The August 2010 Daring Cooks’ Challenge was hosted by LizG of Bits n’ Bites and Anula of Anula’s Kitchen. They chose to challenge Daring Cooks to make pierogi from scratch and an optional challenge to provide one filling that best represents their locale.
In my case, that means I should have pierogi with either kangaroo, vegemite, or boerewors (South African farmer's sausage). As you can see, I came up with butterscotch bananas. I decided "my locale" also loosely translates into "my kitchen", and what I have in my kitchen at the moment is overripe bananas. Sounds perfect with some butter, brown sugar and dark rum, doesn't it? Except, I didn't have any rum, so I used some butterscotch schnapps instead. (I realise it's unforgivable to have butterscotch schnapps in your house, but it's leftover from the time I tried to recreate the butter beer from Harry Potter. Which turned out delicious, thank you very much.)

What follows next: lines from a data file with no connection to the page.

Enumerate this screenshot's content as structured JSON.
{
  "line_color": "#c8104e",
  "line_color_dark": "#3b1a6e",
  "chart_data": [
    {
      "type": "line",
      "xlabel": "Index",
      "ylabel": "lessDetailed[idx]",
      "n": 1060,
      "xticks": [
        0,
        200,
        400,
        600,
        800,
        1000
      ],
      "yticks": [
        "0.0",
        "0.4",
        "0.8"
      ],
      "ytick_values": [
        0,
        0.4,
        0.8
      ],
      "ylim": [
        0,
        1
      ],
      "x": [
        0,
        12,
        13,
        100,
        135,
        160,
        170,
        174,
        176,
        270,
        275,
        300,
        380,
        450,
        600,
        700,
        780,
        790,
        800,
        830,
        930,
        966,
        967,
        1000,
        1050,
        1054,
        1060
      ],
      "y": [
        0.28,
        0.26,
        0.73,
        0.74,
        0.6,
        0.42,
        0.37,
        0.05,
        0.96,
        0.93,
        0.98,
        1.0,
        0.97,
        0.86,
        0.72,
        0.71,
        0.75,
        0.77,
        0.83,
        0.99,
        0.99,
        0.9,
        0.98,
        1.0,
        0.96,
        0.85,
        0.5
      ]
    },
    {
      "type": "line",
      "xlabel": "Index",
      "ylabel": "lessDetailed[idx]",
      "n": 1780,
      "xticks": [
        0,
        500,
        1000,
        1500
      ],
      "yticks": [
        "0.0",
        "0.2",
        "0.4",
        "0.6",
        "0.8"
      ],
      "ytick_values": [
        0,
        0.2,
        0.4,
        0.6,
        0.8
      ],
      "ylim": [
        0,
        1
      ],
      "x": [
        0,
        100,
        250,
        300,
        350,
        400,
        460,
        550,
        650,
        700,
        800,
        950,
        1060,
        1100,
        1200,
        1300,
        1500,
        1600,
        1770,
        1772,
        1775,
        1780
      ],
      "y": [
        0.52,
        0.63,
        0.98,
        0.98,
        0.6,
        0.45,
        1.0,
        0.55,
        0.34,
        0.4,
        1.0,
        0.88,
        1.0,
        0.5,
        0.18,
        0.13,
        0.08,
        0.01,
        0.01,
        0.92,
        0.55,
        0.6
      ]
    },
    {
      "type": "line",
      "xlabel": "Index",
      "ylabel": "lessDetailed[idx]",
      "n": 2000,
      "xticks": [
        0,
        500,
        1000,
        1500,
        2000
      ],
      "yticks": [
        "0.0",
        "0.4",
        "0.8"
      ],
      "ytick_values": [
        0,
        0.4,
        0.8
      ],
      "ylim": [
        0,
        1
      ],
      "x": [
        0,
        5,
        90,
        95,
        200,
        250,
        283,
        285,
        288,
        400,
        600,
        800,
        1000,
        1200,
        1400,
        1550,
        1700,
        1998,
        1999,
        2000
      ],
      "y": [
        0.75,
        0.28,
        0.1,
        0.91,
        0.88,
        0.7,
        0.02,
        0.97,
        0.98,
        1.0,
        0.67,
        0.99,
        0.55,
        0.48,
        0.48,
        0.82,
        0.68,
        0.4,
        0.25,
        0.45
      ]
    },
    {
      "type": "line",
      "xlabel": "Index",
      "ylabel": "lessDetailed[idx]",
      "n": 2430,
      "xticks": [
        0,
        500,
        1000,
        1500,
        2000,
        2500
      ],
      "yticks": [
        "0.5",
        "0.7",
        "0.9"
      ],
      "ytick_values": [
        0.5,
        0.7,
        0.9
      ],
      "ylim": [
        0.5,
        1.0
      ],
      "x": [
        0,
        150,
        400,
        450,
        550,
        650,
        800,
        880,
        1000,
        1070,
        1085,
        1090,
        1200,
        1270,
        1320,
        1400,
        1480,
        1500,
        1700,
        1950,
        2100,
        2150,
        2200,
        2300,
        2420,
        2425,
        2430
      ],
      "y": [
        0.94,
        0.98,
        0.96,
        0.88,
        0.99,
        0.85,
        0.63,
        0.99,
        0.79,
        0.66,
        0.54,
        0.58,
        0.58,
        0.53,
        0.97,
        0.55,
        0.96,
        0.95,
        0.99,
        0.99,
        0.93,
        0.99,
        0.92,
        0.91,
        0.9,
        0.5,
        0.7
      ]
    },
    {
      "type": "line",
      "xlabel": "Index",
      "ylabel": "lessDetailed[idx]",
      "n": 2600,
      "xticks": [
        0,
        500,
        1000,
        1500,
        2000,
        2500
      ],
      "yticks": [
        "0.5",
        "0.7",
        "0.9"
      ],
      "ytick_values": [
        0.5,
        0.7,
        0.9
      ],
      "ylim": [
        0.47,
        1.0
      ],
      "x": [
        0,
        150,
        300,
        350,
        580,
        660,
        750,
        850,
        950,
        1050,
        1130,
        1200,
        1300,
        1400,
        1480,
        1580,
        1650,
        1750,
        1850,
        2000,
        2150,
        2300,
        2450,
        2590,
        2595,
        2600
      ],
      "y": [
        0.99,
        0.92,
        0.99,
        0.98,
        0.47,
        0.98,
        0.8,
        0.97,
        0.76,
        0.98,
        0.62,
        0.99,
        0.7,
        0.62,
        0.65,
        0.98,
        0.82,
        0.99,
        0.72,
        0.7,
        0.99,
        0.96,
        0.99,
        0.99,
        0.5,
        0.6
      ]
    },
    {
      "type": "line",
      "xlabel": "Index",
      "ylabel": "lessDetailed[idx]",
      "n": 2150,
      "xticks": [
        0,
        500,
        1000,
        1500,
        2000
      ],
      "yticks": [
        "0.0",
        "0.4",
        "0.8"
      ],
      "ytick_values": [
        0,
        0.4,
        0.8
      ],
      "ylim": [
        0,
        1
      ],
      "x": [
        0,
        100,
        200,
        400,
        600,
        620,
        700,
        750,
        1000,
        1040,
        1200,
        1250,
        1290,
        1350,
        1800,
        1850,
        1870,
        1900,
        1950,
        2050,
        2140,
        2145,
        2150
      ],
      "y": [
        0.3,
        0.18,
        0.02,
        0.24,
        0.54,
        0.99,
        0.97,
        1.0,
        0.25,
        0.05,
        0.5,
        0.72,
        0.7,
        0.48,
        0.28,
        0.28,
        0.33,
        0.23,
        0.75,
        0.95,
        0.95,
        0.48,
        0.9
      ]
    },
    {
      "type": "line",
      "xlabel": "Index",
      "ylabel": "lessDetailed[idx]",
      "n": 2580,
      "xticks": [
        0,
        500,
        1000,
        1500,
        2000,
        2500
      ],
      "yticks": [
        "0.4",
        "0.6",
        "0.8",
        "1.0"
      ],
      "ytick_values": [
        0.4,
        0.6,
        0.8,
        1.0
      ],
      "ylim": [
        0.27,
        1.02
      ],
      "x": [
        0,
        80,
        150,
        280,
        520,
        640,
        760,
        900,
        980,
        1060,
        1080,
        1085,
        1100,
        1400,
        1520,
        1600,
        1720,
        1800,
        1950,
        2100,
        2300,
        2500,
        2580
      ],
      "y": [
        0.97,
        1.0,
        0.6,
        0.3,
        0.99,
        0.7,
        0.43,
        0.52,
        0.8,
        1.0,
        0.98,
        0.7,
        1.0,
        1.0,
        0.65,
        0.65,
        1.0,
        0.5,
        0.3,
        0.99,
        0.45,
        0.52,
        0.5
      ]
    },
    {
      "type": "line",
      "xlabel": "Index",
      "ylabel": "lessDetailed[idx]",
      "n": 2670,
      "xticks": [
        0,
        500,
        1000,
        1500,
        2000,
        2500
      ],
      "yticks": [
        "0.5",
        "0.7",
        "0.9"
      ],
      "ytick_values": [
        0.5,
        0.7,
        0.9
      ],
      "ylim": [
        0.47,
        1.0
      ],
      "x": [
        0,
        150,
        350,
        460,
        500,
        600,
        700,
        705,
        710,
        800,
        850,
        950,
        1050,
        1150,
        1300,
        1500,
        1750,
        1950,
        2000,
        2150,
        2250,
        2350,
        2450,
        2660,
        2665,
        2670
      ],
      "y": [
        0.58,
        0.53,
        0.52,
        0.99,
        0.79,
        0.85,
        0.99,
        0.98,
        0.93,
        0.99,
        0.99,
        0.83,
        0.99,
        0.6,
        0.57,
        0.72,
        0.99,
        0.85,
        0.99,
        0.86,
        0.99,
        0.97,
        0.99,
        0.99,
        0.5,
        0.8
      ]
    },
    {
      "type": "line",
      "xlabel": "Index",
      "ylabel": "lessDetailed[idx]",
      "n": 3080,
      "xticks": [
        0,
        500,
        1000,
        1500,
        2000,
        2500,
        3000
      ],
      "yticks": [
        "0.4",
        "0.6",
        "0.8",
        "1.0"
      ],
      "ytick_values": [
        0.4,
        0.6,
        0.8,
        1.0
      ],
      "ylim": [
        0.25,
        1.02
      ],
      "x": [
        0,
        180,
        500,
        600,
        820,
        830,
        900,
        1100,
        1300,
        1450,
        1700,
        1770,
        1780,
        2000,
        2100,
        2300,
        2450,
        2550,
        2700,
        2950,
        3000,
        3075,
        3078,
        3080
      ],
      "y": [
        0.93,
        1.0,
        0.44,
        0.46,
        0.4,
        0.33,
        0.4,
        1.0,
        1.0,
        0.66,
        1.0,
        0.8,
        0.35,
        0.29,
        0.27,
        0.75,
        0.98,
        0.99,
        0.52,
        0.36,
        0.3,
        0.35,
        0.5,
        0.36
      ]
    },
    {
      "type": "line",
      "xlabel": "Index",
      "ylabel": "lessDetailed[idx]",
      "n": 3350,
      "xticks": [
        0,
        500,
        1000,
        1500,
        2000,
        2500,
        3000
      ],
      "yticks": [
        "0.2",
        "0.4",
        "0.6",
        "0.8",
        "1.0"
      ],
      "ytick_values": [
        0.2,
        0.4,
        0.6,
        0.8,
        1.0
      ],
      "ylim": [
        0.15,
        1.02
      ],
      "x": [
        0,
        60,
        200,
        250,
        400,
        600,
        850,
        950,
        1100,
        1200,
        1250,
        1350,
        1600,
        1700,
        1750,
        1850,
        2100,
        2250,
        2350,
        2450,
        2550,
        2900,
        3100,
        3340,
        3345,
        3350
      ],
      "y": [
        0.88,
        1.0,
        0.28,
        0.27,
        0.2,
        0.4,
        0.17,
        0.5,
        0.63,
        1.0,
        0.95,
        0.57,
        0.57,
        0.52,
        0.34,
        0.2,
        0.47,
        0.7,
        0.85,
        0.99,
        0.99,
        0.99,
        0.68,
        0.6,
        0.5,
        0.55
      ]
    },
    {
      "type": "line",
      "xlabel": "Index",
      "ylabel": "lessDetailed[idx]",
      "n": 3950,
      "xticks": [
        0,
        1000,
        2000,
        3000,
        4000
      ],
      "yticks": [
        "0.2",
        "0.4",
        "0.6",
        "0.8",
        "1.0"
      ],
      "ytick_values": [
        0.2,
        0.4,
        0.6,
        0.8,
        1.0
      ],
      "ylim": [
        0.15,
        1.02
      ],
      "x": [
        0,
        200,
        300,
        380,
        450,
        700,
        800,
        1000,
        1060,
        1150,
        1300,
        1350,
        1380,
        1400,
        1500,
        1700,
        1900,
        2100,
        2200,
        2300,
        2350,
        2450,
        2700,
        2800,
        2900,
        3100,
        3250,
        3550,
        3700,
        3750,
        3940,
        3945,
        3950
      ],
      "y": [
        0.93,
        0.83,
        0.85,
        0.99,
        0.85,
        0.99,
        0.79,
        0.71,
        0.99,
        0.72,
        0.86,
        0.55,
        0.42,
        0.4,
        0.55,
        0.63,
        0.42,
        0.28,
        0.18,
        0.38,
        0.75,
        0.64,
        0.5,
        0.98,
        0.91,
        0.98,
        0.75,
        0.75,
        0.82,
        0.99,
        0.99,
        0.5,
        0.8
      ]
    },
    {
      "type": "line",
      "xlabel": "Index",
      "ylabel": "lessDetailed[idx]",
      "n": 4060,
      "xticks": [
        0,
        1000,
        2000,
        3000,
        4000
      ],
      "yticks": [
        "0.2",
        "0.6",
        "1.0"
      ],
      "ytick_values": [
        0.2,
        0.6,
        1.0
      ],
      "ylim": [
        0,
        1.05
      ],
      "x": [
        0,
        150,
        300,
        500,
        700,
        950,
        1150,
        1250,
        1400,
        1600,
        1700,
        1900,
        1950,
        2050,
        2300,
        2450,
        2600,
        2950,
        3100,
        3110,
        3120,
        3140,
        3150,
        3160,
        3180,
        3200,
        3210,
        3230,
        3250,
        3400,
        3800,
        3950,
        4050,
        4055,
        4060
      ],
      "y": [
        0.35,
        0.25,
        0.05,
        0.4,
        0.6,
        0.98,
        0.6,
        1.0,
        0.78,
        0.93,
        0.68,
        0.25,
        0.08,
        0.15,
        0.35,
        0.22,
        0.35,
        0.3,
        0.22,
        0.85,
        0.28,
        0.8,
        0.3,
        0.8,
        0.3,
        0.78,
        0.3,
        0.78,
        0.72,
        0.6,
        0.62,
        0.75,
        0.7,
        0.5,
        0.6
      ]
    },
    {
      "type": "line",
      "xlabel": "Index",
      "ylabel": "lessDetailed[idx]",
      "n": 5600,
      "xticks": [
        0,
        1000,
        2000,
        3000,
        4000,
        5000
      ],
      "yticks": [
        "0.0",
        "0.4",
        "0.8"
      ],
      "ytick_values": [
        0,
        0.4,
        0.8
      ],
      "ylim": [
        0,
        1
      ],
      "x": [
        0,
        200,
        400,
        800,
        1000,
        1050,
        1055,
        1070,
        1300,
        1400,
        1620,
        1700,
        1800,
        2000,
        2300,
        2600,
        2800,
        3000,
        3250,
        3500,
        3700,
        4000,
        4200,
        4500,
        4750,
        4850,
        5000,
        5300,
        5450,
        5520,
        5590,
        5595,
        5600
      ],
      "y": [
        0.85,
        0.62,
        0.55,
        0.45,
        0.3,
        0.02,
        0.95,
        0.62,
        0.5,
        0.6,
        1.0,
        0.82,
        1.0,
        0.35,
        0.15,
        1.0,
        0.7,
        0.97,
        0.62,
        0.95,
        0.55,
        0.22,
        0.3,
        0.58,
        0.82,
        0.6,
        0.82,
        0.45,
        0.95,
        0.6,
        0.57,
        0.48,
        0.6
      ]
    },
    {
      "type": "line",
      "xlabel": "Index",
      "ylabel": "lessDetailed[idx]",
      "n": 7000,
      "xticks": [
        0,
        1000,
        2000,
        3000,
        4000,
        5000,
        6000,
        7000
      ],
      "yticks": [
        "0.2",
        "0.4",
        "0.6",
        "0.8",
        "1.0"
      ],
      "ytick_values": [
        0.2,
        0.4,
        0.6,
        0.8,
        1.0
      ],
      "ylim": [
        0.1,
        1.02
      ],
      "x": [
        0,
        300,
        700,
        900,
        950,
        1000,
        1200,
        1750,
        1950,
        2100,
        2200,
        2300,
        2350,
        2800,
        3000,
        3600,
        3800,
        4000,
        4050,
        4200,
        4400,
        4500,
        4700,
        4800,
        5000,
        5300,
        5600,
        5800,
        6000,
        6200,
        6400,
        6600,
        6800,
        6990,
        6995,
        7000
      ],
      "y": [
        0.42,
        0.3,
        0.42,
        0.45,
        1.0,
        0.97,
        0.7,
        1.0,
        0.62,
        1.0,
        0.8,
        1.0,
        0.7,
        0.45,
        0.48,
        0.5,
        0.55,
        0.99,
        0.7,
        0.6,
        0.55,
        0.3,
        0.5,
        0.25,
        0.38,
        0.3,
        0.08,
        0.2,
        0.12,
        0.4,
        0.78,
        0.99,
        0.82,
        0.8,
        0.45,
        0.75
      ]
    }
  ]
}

I'm going to be completely honest with you, ladies and gentlemen. I am exhausted. The Fabulous Man has been away on business most of the week, and I'm worn out from looking after the Little Girl on my lonesome. To all you single mums out there: Respect, girlfriends. I don't know how you do it. It's a combination of the Little Girl refusing to miss out on anything, and being a bit out of sorts because she's missing Daddy. Just taking a shower is a challenge, since she realised that she can crawl in while I'm washing my hair and can't see or hear her. She's done it once (soaked through clothes put on only minutes before), and now she tries to do it every time. I dare you to try and wash your hair with one hand while keeping the shower door closed with the other, as the Little Girl bangs on it with all her might.
Falling asleep has always been a battle, but that's now combined with waking up way too often during the night for a one year old. Anyway, all this to explain that I'm tired, I'm not going to write fabulous posts tonights. Luckily this challenge was a fairly easy one, otherwise I would've missed out.
So without further ado, I bring you Butterscotch Banana Pierogi.
Butterscotch Banana Pierogi
½ cup (125 ml) milk (can be whole milk, 2% or skim milk)
½ cup (125 ml) whipping cream
3 large egg whites
1 tsp (5 ml) salt
3 cups (450 gm) all-purpose flour
1. Mix flour and salt, add other ingredients, and knead dough until you have a smooth dough.
2. On a floured surface roll out fairly thin (1/8” or about 3 millimeters), cut into 2” (5 cm) squares, and fill with 1 tsp (5ml) banana filling (see below).
2 bananas, chopped
2 tablespoons butter
2 tablespoons dark brown sugar
1 tablespoon butterscotch schnapps or rum (optional)
In a heavy saucepan, melt the butter and brown sugar until frothy.
Add the bananas, and fry until soft and fragrant.
Add the schnapps.
Keep separate until needed.
Fry the cooked pierogi in the leftover caramel until nice and golden, and serve with some cream and some schnapps on the side if you're letting your hair down.